With her heart banging so hard she was sure it must be sending a subsonic message of panic to all sea life within a two-kilometre radius, Jade forced herself to stay put. She did what Amanda Bolton, her personal scuba-diving trainer, had told her to do. Gently exhale and send a rush of bubbles upwards. Then breathe in again. Slowly and easily. She had to force herself to
relax, a command that Jade had realised on her first dive was physically impossible. This time, though, she managed to keep her fear at bay. She took a long, relieved gulp of air and then signalled to the wet-suited figure who was a few metres in front of her and looking at her enquiringly, waiting for her to communicate what she wanted to do next.

Closing her fist with her thumb towards the surface, Jade gestured upwards.

Get me out of here.

Amanda signalled back ‘
OK
’. Escaping locks of her dark hair swirled, mermaid-like, around her face. Then she made another sign that Jade knew meant: slow. Take it slow going up. No panicking.

As Jade kicked towards the surface, she saw a shoal of fish swimming past. Small silvery-looking fish that seemed almost impossibly bright in the clear water—a scattering of marquise-cut diamonds on an aquamarine backdrop. They swam fast and purposefully, as if they were late for an important appointment.

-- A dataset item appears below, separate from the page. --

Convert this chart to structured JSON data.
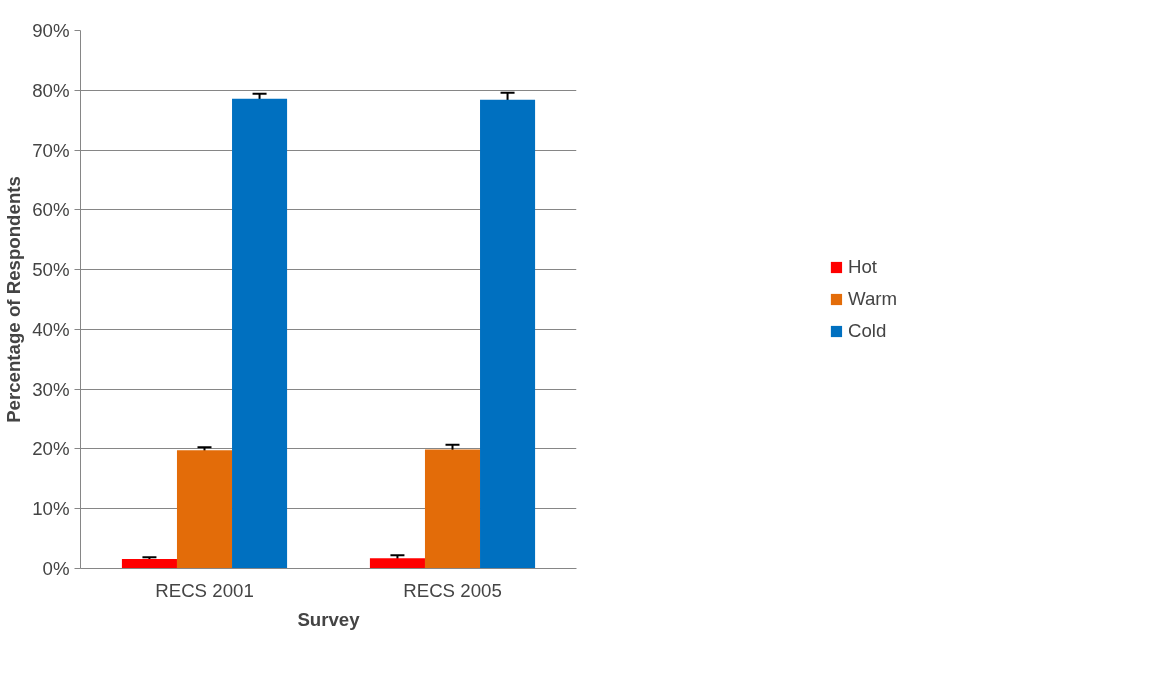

Pretty, yes. But worth the dive? Jade didn’t think so. And as for the rest of the sea life she’d heard so much about but hadn’t seen yet, like the huge leatherback and loggerhead turtles that the St Lucia estuary was famous for—well, she was sure there’d be some in a glass tank, ready for viewing, at uShaka Marine World in Durban.

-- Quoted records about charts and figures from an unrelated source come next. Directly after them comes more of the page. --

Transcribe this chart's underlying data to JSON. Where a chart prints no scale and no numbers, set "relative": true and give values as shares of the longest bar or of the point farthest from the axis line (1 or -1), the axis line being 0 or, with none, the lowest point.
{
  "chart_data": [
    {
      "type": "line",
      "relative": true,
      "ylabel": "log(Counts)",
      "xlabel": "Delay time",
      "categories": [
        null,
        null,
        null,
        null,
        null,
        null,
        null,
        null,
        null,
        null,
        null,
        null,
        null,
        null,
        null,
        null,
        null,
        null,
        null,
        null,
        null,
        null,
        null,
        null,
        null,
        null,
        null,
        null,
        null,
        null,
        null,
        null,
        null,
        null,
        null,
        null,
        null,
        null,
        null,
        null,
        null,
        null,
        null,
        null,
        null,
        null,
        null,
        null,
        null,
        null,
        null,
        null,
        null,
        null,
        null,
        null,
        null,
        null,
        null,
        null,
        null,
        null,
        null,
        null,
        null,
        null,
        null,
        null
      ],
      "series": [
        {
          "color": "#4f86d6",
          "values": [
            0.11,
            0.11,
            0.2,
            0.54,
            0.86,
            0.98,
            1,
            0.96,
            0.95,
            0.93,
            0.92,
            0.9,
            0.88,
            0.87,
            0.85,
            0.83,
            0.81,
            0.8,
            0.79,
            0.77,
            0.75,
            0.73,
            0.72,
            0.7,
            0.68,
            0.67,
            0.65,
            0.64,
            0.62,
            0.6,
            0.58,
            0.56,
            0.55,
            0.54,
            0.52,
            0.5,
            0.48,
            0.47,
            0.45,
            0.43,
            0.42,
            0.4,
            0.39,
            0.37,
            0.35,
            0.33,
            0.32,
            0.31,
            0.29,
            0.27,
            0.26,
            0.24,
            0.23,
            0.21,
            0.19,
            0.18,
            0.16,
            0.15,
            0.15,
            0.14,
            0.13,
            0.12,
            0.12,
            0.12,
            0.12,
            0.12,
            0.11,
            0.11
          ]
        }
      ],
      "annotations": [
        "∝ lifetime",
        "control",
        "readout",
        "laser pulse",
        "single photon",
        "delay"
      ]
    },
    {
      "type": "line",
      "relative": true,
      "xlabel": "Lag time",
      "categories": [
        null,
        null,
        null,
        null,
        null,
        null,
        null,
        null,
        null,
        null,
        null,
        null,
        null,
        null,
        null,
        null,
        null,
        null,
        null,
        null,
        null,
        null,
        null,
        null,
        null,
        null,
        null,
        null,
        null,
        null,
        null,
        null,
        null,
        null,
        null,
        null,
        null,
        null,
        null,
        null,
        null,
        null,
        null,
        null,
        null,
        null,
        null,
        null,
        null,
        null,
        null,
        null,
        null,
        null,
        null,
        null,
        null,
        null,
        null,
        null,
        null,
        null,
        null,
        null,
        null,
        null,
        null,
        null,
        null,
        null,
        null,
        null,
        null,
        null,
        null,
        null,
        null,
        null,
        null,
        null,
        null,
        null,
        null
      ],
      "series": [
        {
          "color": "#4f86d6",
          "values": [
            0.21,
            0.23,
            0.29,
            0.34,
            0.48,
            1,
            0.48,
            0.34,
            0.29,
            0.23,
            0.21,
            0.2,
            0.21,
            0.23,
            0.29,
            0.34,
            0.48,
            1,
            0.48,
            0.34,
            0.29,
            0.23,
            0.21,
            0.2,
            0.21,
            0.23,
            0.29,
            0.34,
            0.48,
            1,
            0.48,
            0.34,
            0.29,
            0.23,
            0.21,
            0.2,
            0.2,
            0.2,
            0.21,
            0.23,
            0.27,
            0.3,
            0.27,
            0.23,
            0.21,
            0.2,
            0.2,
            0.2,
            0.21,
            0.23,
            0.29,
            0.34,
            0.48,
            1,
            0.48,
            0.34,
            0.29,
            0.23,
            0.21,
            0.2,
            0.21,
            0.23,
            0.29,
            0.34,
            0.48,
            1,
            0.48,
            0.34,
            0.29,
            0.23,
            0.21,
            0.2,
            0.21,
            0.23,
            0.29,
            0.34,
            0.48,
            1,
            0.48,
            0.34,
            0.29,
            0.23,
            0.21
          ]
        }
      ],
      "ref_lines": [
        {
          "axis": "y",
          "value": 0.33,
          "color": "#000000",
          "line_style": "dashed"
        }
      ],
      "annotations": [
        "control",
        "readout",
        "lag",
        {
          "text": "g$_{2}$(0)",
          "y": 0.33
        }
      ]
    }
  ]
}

Jade had thought learning to scuba dive would be easy, but it was proving to be the opposite. She’d managed her training dives—eventually—but open water terrified her, and she had never thought it would.

She’d expected that she’d take after her mother in this regard, as she did in so many other ways. Her late father had been a reluctant swimmer, a man much more comfortable out of the sea than in it. Although he’d never spoken much about her mother, Jade was certain that she remembered him saying once how much she had loved scuba diving.